Women’s Month: The Real Issues
It is August and Women’s Month. Given the life and death nature of issues faced by many women in our country and the critical need to raise awareness and effect change, it is highly problematic when women’s month fails to tackle these issues and instead degenerates into a chocolates and ribbons – “let’s be nice to women this month” marketing opportunity.
The reality is that though we have come some way towards addressing gender inequality for those women with access to higher levels of education and material resources, the odds are still very much stacked against the majority of women. Violence against women is a major problem globally with more than 35.6 percent experiencing physical or sexual violence in their lifetime according to the World Health organisation. In some parts of the world a girl is more likely to be raped than to go to school.
In the early 1990’s I worked as a volunteer for the POWA (People Opposing Women’s Abuse) hotline. Every day women called trying to find help to get out of abusive relationships, in which they often feared for their lives. Now, as a psychologist, I see women who have been sexually abused in the workplace, women who have been raped, and women who stay in abusive relationships because they have no economic resources and are threatened with custody battles if they try to leave.
The rate of sexual violence in South Africa is among the highest in the world. Women’s groups in South Africa estimate that a woman is raped every 26 seconds and that over 40% of South African women will be raped in their life-time. While some men are also subjected to sexual violence, the majority of sexual violence is against women. One of the suggested contributing factors is the culture of patriarchy which is strong in South Africa. Femicide is a huge problem and one which has been highlighted recently in several high-profile cases in this country. It is estimated that every six hours a woman is killed by her husband or intimate partner. The danger of sexual violence in schools has created a barrier for girls seeking education. They fear sexual attacks by other students or often, sadly, even teachers. Girls who fall pregnant at school because they have been raped often carry the burden of trying to complete their education while raising a child.
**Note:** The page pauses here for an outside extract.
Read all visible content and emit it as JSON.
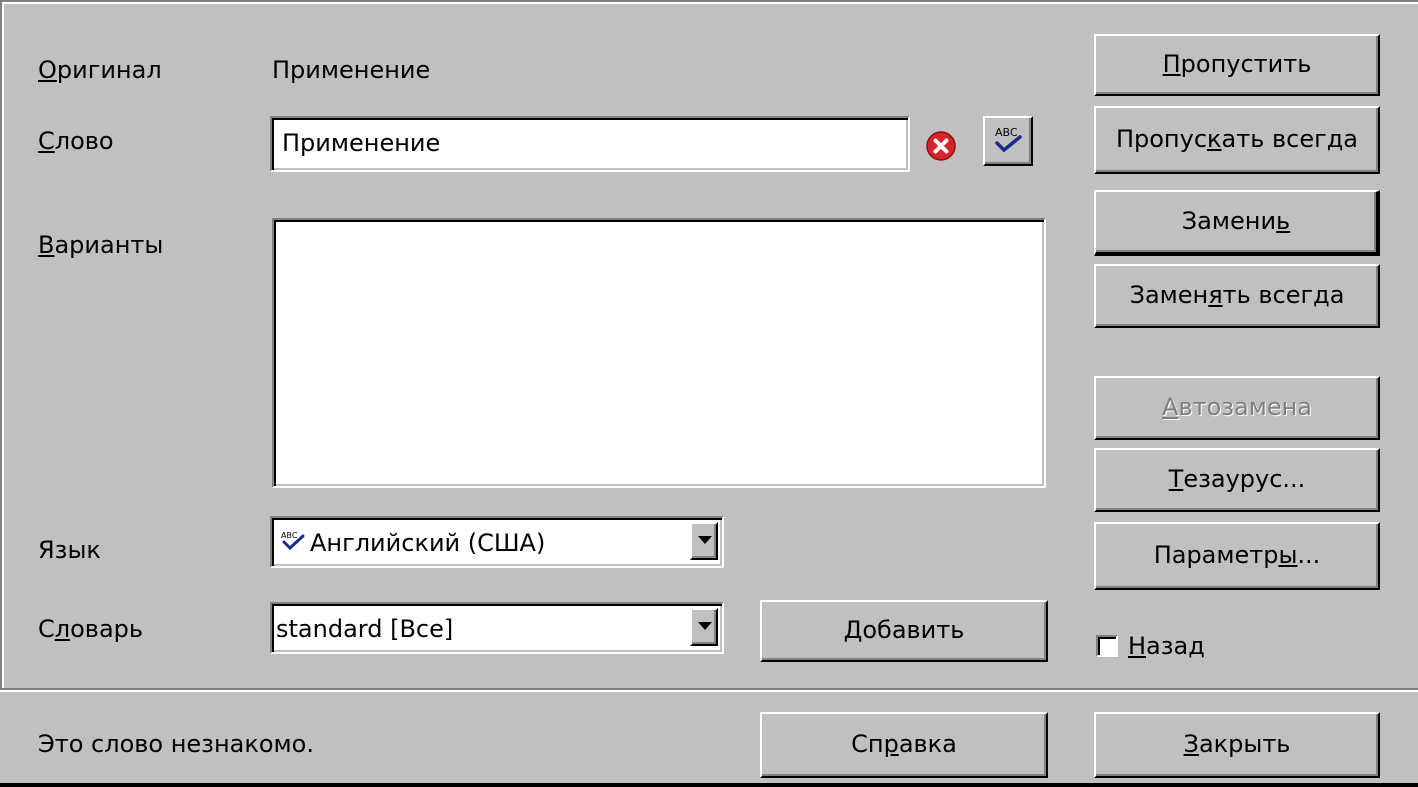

If they cannot complete their education they remain economically vulnerable to situations of abuse in the future. Lesbians are subjected to “corrective rape”.
The Gospels show Jesus treating women with great dignity and respect in a culture which systematically disadvantaged women. He stands up for the woman caught in adultery in a time when only the woman would have been punished. He engages in theological debate with the Samaritan women and he appears first to Mary Magdelene after the resurrection and she becomes the apostle to the apostles. As women and men created in the image of God our faith provides the basis for the deep shift in attitudes towards women so desperately needed if we are to effect lasting and positive change in our society.